# Fischereischein verlegt (Niedersachsen)



## wuerg (15. April 2009)

Hallo Kameraden,

im Alter von 14 Jahren (1997) habe ich damals die Fischereiprüfung gemacht (Fischereiverein Delmenhorst e.V.) und bestanden. Nun habe ich seit 2001 nicht mehr geangelt, aber so langsam kribbelt es mich doch in den Fingern. |supergri Jetzt musste ich allerdings feststellen, das ich meinen Fischereischein (die Farbe war Hellblau) wohl verlegt habe. Jedenfalls ist er nicht mehr in der Sitzkiepe. #c

Was kann ich nun machen? Wurde die bestandene Prüfung irgendwo (Gemeinde, ...) hinterlegt? Vielleicht sogar im Fischereiverein?


----------



## antonio (15. April 2009)

*AW: Fischereischein verlegt (Niedersachsen)*

der schein ist ansich nicht so schlimm das prüfungszeugnis ist wichtiger in nds.

antonio


----------



## wuerg (15. April 2009)

*AW: Fischereischein verlegt (Niedersachsen)*

An dieses Zeugnis kann ich mich gar nicht mehr erinnern.

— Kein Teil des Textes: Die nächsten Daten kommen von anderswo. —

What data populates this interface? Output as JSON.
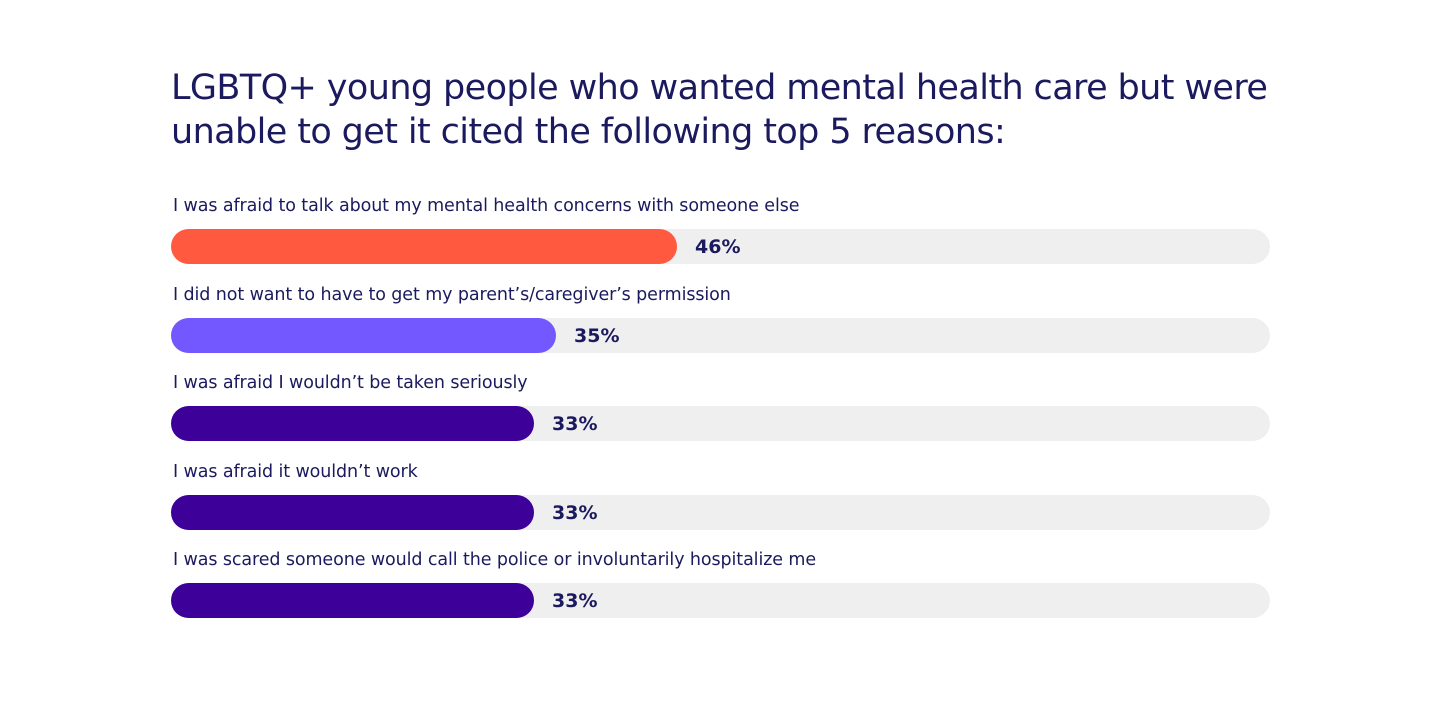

Außerdem ist mir nichts dergleichen beim durchwühlen meiner Unterlagen in die Hände gekommen.


----------



## antonio (15. April 2009)

*AW: Fischereischein verlegt (Niedersachsen)*

dann frag mal da nach, wo du die prüfung gemacht hast, eventuell haben die noch ne kopie vom prüfungszeugnis oder wie das ding bei euch heißt.

antonio


----------